コール音を聞きながら、煙草でもう一度肺を満たして灰皿に寝かせた。


知らない番号からなんて、とらないかもしれない。
そう思っていたのに、短いコールであっさりと繋がった。



『…はい?』

「突然失礼します。私、豊田です。豊田恵美。藤井さんの携帯でよろしいでしょうか」



驚いていたみたいだった。


当然だ。
以前、カフェでみさがもらった名刺をそのまま放置するのは気が引けて一応持ち帰っていたから、わかった番号だ。


私からかかってくるなんて、思いもしなかっただろう。



『…あぁ、恵美ちゃん。よろしいですよ。藤井です。
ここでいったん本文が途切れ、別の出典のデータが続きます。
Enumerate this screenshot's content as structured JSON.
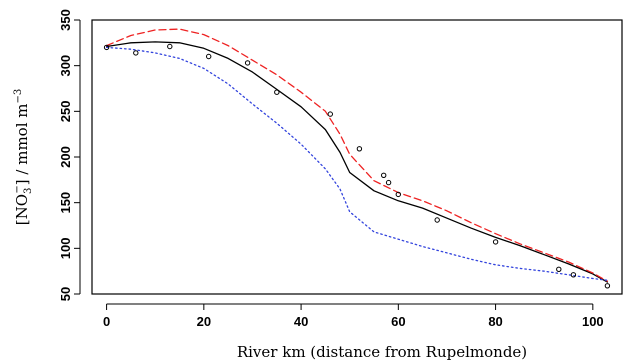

よく番号わかったね』



ごちゃごちゃ話すつもりはなかった。
だから、無作法だとしても私は直様本題を切り出した。



「みさにもう近づかないでください。みさと笹倉君の関係、わかってるんですよね?」



友達と関係のあった人と、なんて、いくら好きでも私には考えられないことだった。


だから、あの二人が関係を持った時に終わりは決まってた。


ただ、不完全燃焼の気持ちだけが燻っている。


二人が付き合ってくれたら、きっと。
きっと消火できる。



『くっ』



電話の向こうから聞こえたのは、あの不愉快な、笑い声。


そして。


……私は唇を噛み締めて、くゆる煙草の煙を見ていた。